Abandoned airfield in Italy

Orbetello Airfield Agostino Brunetta, is an abandoned World War II military airfield in Central Italy, which is located approximately 5 km north-northeast of Orbetello in the province of Grosseto (Tuscany).

Built from the Regia Marina in Lagoon of Orbetello for the Italian Navy Aviation, in 1925 was transferred to Regia Aeronautica. The airfield was the main Italian seaplane base.

The minister Italo Balbo himself led some transatlantic flights from Orbetello. The most famous was the 1930 flight of twelve Savoia-Marchetti S.55 flying boats from Orbetello Airfield to Rio de Janeiro, Brazil between 17 December 1930 and 15 January 1931. From 1 July to 12 August 1933, he led a flight of twenty-four flying boats on a round-trip flight from Rome to the Century of Progress in Chicago, Illinois. The flight had seven legs; Orbetello — Amsterdam — Derry — Reykjavík — Cartwright, Labrador — Shediac — Montreal ending on Lake Michigan near Burnham Park. After it was used by the 31º Stormo.
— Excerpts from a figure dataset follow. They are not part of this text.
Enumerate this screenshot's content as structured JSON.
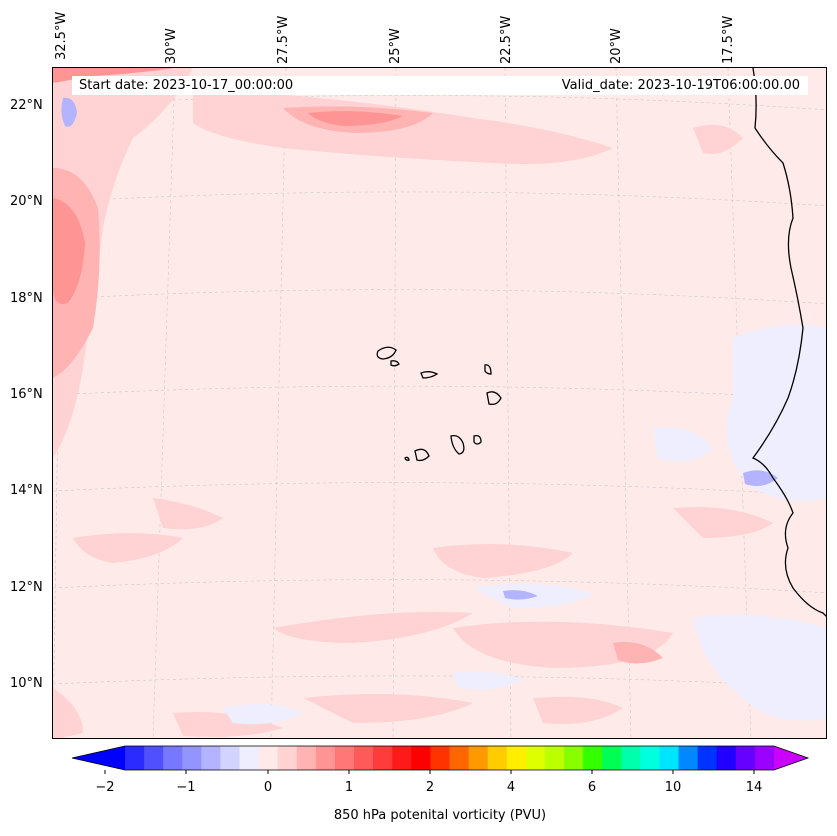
{
  "map": {
    "start_date_label": "Start date: 2023-10-17_00:00:00",
    "valid_date_label": "Valid_date: 2023-10-19T06:00:00.00",
    "longitude_labels": [
      "32.5°W",
      "30°W",
      "27.5°W",
      "25°W",
      "22.5°W",
      "20°W",
      "17.5°W"
    ],
    "latitude_labels": [
      "22°N",
      "20°N",
      "18°N",
      "16°N",
      "14°N",
      "12°N",
      "10°N"
    ],
    "extent": {
      "lon_min": -32.5,
      "lon_max": -15.6,
      "lat_min": 8.9,
      "lat_max": 22.8
    },
    "projection_gridlines": true
  },
  "colorbar": {
    "title": "850 hPa potenital vorticity (PVU)",
    "tick_labels": [
      "−2",
      "−1",
      "0",
      "1",
      "2",
      "4",
      "6",
      "10",
      "14"
    ],
    "colors": [
      "#0000ff",
      "#2b2bff",
      "#5050ff",
      "#7777ff",
      "#9494ff",
      "#b3b3ff",
      "#d3d3ff",
      "#eeeeff",
      "#ffeaea",
      "#ffd3d3",
      "#ffb3b3",
      "#ff9494",
      "#ff7777",
      "#ff5a5a",
      "#ff3b3b",
      "#ff1a1a",
      "#ff0000",
      "#ff3300",
      "#ff6600",
      "#ff9900",
      "#ffcc00",
      "#ffee00",
      "#ddff00",
      "#bbff00",
      "#88ff00",
      "#33ff00",
      "#00ff55",
      "#00ffaa",
      "#00ffdd",
      "#00e5ff",
      "#0088ff",
      "#0033ff",
      "#2200ff",
      "#6600ff",
      "#9900ff",
      "#cc00ff"
    ],
    "extend": "both"
  }
}
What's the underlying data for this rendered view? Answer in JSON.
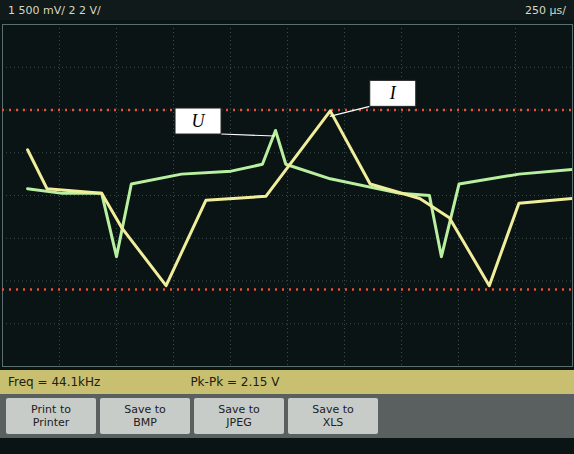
{
  "chart_data": {
    "type": "line",
    "header_left": "1 500 mV/ 2 2 V/",
    "header_right": "250 µs/",
    "series": [
      {
        "name": "U",
        "color": "#b8f0a0",
        "x": [
          0.44,
          1.05,
          1.74,
          2.0,
          2.26,
          3.14,
          4.01,
          4.56,
          4.79,
          4.97,
          5.75,
          6.97,
          7.49,
          7.7,
          8.01,
          9.06,
          10
        ],
        "values": [
          0.16,
          0.05,
          0.05,
          -1.43,
          0.27,
          0.5,
          0.57,
          0.73,
          1.52,
          0.73,
          0.39,
          0.05,
          0,
          -1.43,
          0.27,
          0.5,
          0.61
        ]
      },
      {
        "name": "I",
        "color": "#f0ee9a",
        "x": [
          0.44,
          0.78,
          1.74,
          2.09,
          2.87,
          3.57,
          4.62,
          5.75,
          6.45,
          7.32,
          7.84,
          8.54,
          9.06,
          10
        ],
        "values": [
          1.07,
          0.16,
          0.05,
          -0.75,
          -2.11,
          -0.11,
          -0.02,
          1.98,
          0.27,
          -0.07,
          -0.52,
          -2.11,
          -0.18,
          -0.07
        ]
      }
    ],
    "cursors": [
      2,
      -2.2
    ],
    "xlim": [
      0,
      10
    ],
    "ylim": [
      -4,
      4
    ],
    "xticks": [
      0,
      1,
      2,
      3,
      4,
      5,
      6,
      7,
      8,
      9,
      10
    ],
    "yticks": [
      -4,
      -3,
      -2,
      -1,
      0,
      1,
      2,
      3,
      4
    ],
    "grid": true,
    "tick_labels": false,
    "measurements": [
      "Freq = 44.1kHz",
      "Pk-Pk = 2.15 V"
    ],
    "buttons": [
      "Print to Printer",
      "Save to BMP",
      "Save to JPEG",
      "Save to XLS"
    ]
  }
}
The airfield was a former Luftwaffe base seized by the United States Army in June 1944.

After its capture, it was used by the United States Army Air Force Twelfth Air Force.

- HQ, 64th Fighter Wing, 19 June–19 July 1944
- 86th Fighter Group, 19 June–12 July 1944, P-47 Thunderbolt
- 439th Troop Carrier Group, 18 July–24 August 1944, C-47 Skytrain

According to the group historian of the 86th, the airfield was put into use by the group with the front lines just a few miles north of the field. When the first elements arrived, they found a burnt-out German half-track with numerous casualties in it, along with numerous empty German helmets scattered around. At Orbetello the 86th transitioned from the A-36 Apache to the P-47 Thunderbolt and was redesignated a Fighter Group from its former Fighter-Bomber designation. Also, the 64th Fighter Wing set up headquarters on the airfield.

As part of the invasion of southern France (Operation Dragoon), the 439th Troop Carrier Group flew three squadrons of C-47s on the base where Army paratroopers had assembled and were flown to their drop zones in southern France during the invasion.

When the Americans moved out the airfield was closed and dismantled. Today, the location of the airfield is visible in aerial photography, with its runway visible. However the remainder of the airfield has been obliterated by agricultural use of the land.